几天前,他和小白进山巡视时,在背阴坡偶然采到了一批极其鲜嫩的早春猴头菇和榛蘑。
为了防止腐烂,他直接连带着清晨的露水收进了空间。
在这绝对静止的保鲜库里,这些蘑菇仿佛时间停滞了一般,拿出来时,甚至连菌盖上的绒毛都根根分明,散发着最原始的雨后泥土清香。

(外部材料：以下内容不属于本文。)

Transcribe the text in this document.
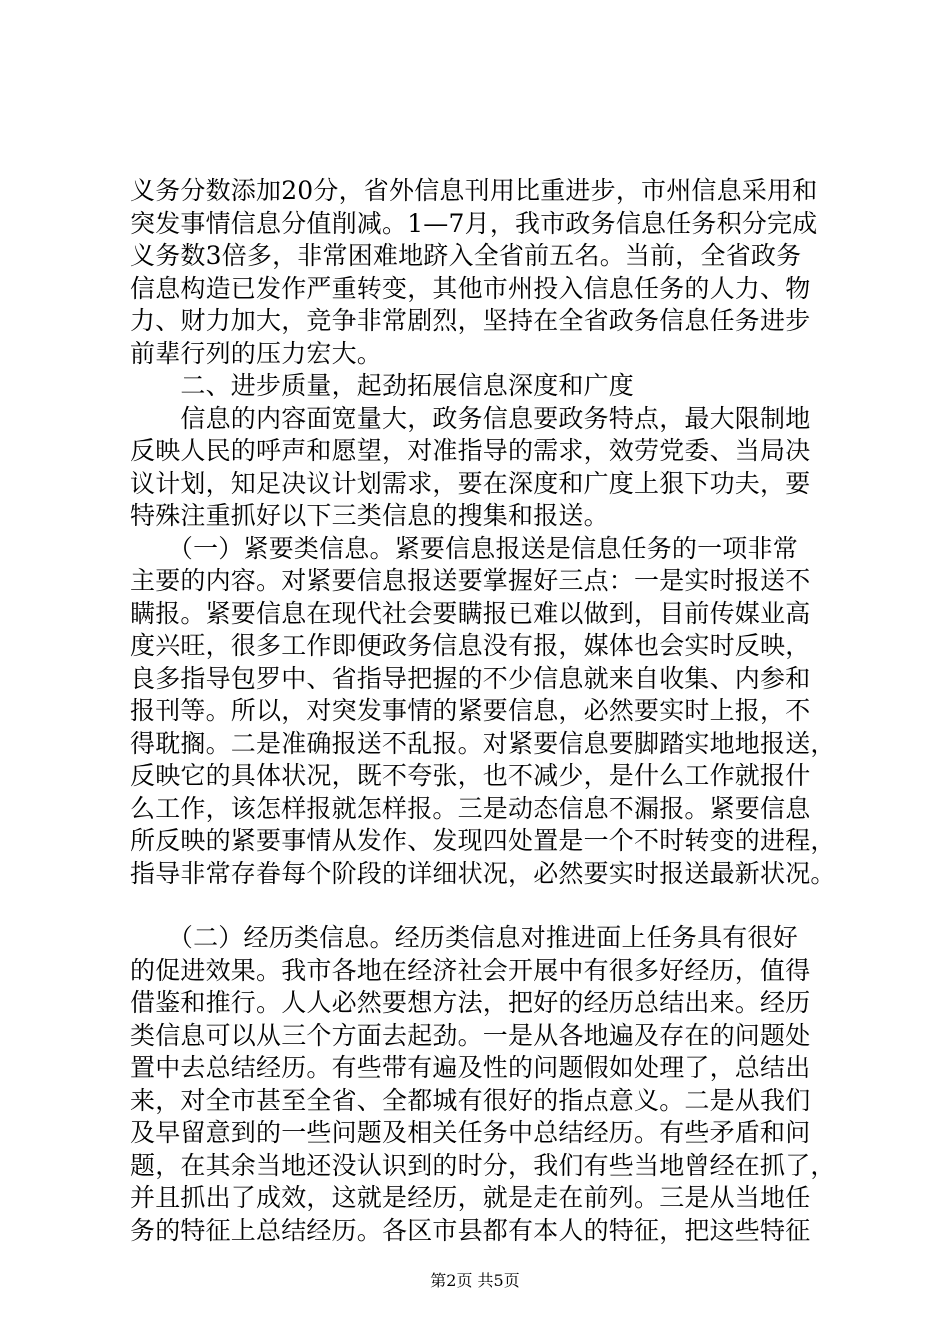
义务分数添加20分，省外信息刊用比重进步，市州信息采用和
突发事情信息分值削减。1—7月，我市政务信息任务积分完成
义务数3倍多，非常困难地跻入全省前五名。当前，全省政务
信息构造已发作严重转变，其他市州投入信息任务的人力、物
力、财力加大，竞争非常剧烈，坚持在全省政务信息任务进步
前辈行列的压力宏大。
　　二、进步质量，起劲拓展信息深度和广度
　　信息的内容面宽量大，政务信息要政务特点，最大限制地
反映人民的呼声和愿望，对准指导的需求，效劳党委、当局决
议计划，知足决议计划需求，要在深度和广度上狠下功夫，要
特殊注重抓好以下三类信息的搜集和报送。
　　（一）紧要类信息。紧要信息报送是信息任务的一项非常
主要的内容。对紧要信息报送要掌握好三点：一是实时报送不
瞒报。紧要信息在现代社会要瞒报已难以做到，目前传媒业高
度兴旺，很多工作即便政务信息没有报，媒体也会实时反映，
良多指导包罗中、省指导把握的不少信息就来自收集、内参和
报刊等。所以，对突发事情的紧要信息，必然要实时上报，不
得耽搁。二是准确报送不乱报。对紧要信息要脚踏实地地报送，
反映它的具体状况，既不夸张，也不减少，是什么工作就报什
么工作，该怎样报就怎样报。三是动态信息不漏报。紧要信息
所反映的紧要事情从发作、发现四处置是一个不时转变的进程，
指导非常存眷每个阶段的详细状况，必然要实时报送最新状况。
　　（二）经历类信息。经历类信息对推进面上任务具有很好
的促进效果。我市各地在经济社会开展中有很多好经历，值得
借鉴和推行。人人必然要想方法，把好的经历总结出来。经历
类信息可以从三个方面去起劲。一是从各地遍及存在的问题处
置中去总结经历。有些带有遍及性的问题假如处理了，总结出
来，对全市甚至全省、全都城有很好的指点意义。二是从我们
及早留意到的一些问题及相关任务中总结经历。有些矛盾和问
题，在其余当地还没认识到的时分，我们有些当地曾经在抓了，
并且抓出了成效，这就是经历，就是走在前列。三是从当地任
务的特征上总结经历。各区市县都有本人的特征，把这些特征
第2页 共5页
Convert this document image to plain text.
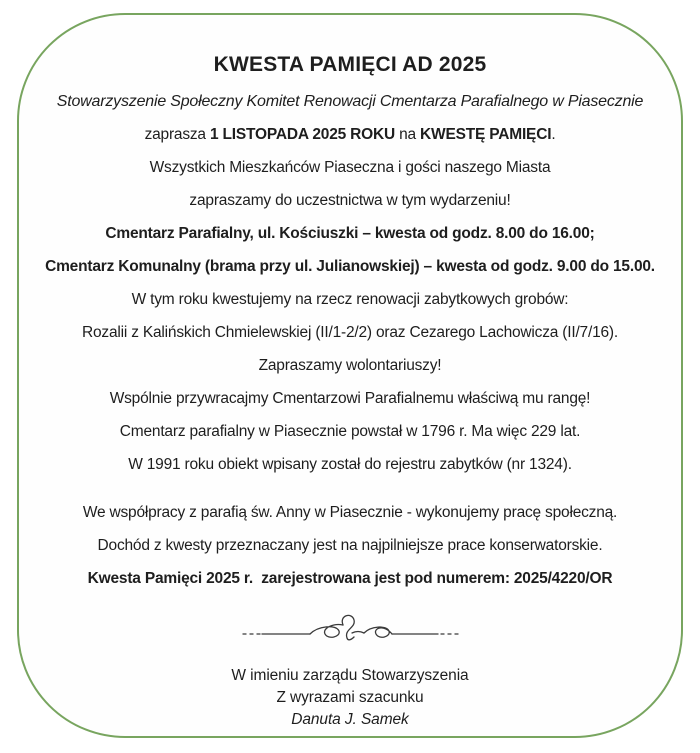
KWESTA PAMIĘCI AD 2025

Stowarzyszenie Społeczny Komitet Renowacji Cmentarza Parafialnego w Piasecznie

zaprasza 1 LISTOPADA 2025 ROKU na KWESTĘ PAMIĘCI.

Wszystkich Mieszkańców Piaseczna i gości naszego Miasta

zapraszamy do uczestnictwa w tym wydarzeniu!

Cmentarz Parafialny, ul. Kościuszki – kwesta od godz. 8.00 do 16.00;

Cmentarz Komunalny (brama przy ul. Julianowskiej) – kwesta od godz. 9.00 do 15.00.

W tym roku kwestujemy na rzecz renowacji zabytkowych grobów:

Rozalii z Kalińskich Chmielewskiej (II/1-2/2) oraz Cezarego Lachowicza (II/7/16).

Zapraszamy wolontariuszy!

Wspólnie przywracajmy Cmentarzowi Parafialnemu właściwą mu rangę!

Cmentarz parafialny w Piasecznie powstał w 1796 r. Ma więc 229 lat.

W 1991 roku obiekt wpisany został do rejestru zabytków (nr 1324).

We współpracy z parafią św. Anny w Piasecznie - wykonujemy pracę społeczną.

Dochód z kwesty przeznaczany jest na najpilniejsze prace konserwatorskie.

Kwesta Pamięci 2025 r.  zarejestrowana jest pod numerem: 2025/4220/OR

W imieniu zarządu Stowarzyszenia

Z wyrazami szacunku

Danuta J. Samek
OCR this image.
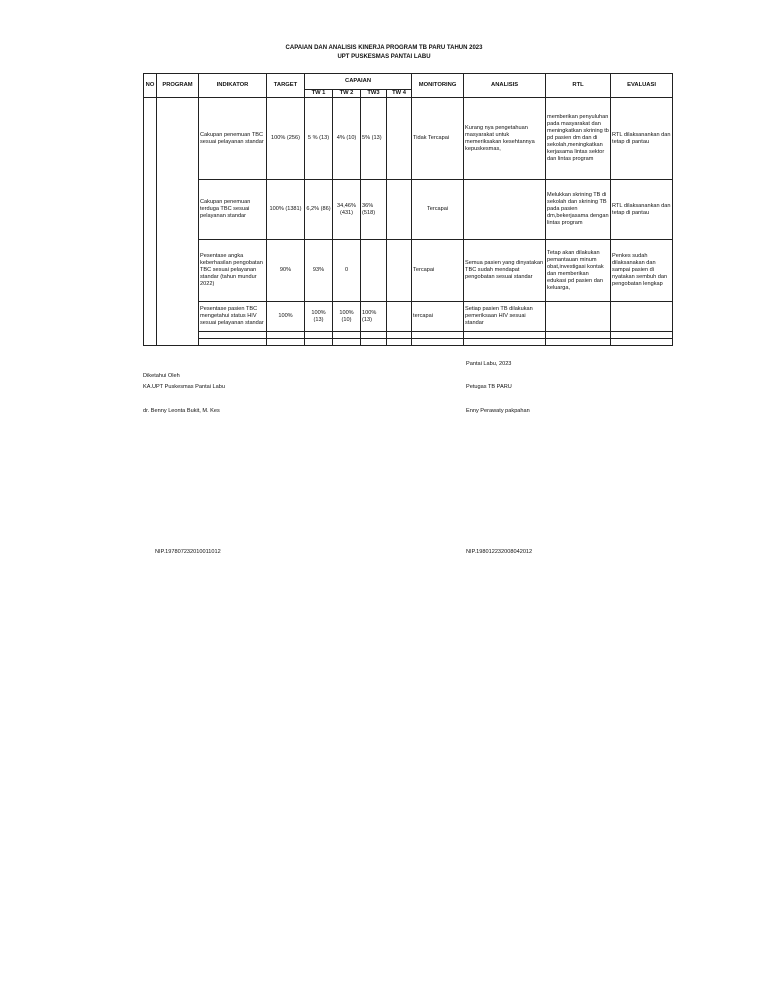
CAPAIAN DAN ANALISIS KINERJA PROGRAM TB PARU TAHUN 2023
UPT PUSKESMAS PANTAI LABU
NO	PROGRAM	INDIKATOR	TARGET	CAPAIAN				MONITORING	ANALISIS	RTL	EVALUASI
				TW 1	TW 2	TW3	TW 4				
		Cakupan penemuan TBC sesuai pelayanan standar	100% (256)	5 % (13)	4% (10)	5% (13)		Tidak Tercapai	Kurang nya pengetahuan masyarakat untuk memeriksakan kesehtannya kepuskesmas,	memberikan penyuluhan pada masyarakat dan meningkatkan skrining tb pd pasien dm dan di sekolah,meningkatkan kerjasama lintas sektor dan lintas program	RTL dilaksanankan dan tetap di pantau
		Cakupan penemuan terduga TBC sesuai pelayanan standar	100% (1381)	6,2% (86)	34,46% (431)	36% (518)		Tercapai		Melukkan skrining TB di sekolah dan skrining TB pada pasien dm,bekerjasama dengan lintas program	RTL dilaksanankan dan tetap di pantau
		Pesentase angka keberhasilan pengobatan TBC sesuai pelayanan standar (tahun mundur 2022)	90%	93%	0			Tercapai	Semua pasien yang dinyatakan TBC sudah mendapat pengobatan sesuai standar	Tetap akan dilakukan pemantauan minum obat,investigasi kontak dan memberikan edukasi pd pasien dan keluarga,	Penkes sudah dilaksanakan dan sampai pasien di nyatakan sembuh dan pengobatan lengkap
		Pesentase pasien TBC mengetahui status HIV sesuai pelayanan standar	100%	100% (13)	100% (10)	100% (13)		tercapai	Setiap pasien TB dilakukan pemeriksaan HIV sesuai standar		

Pantai Labu, 2023
Diketahui Oleh
KA.UPT Puskesmas Pantai Labu	Petugas TB PARU
dr. Benny Leonta Bukit, M. Kes	Enny Perawaty pakpahan
NIP.197807232010011012	NIP.198012232008042012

赵山河端着满满一盆新鲜的野生蘑菇走了出来,在压水井边洗干净,递给胖丫。
“哎呦!大哥,你这是从哪弄的这么新鲜的榛蘑?这看着简直就像刚从树上摘下来的一样!”
胖丫瞪大了眼睛,不可思议地翻看着盆里的极品山珍。
“前几天进山碰巧遇到了,一直放在地窖最冷的地方存着,今天刚好拿来下锅。”
赵山河面不改色地扯了个谎,完美地掩盖了空间的秘密。
新鲜的榛蘑和猴头菇被倒进翻滚的大铁锅里。
野山珍那极其特殊的鲜味,瞬间和鹅肉的油脂发生了剧烈的化学反应,香气成倍地往上翻涌。
胖丫又在锅边贴了一圈黄澄澄的粗粮贴饼子。
盖上沉重的木头锅盖,剩下的就是交给时间和灶坑里的柴火。
半个时辰后,开锅。
热气腾腾的炕桌搬到了院子里那棵老榆树下。
一大盆色泽酱红、炖得极其软烂入味的铁锅靠大鹅端上了桌。
榛蘑吸饱了鹅肉的汤汁,亮晶晶的;鹅肉更是炖得脱了骨,轻轻一抿就化在嘴里。旁边还配着一碟刚从地里掐的凉拌婆婆丁,用来解腻。
“来!今天都辛苦了,敞开了吃!”
赵山河拿出几个大碗,一人盛了一大碗米饭。
赵有才迫不及待地夹起一个大鹅腿。他没往自己嘴里塞,而是极其狗腿、又带着几分笨拙的温柔,把鹅腿放到了胖丫的碗里。
“春花,你干活累,你吃大腿。”
胖丫愣了一下,看着眼前这个白胖白胖、平时咋咋乎乎,但此刻眼神却极其真诚的男人,脸颊微微一红,也夹了一大块肉最厚的鹅胸脯放进赵有才碗里:“你今天摔了一跤,你也多吃点肉补补。”
这一幕,看得赵山河心里一阵熨帖。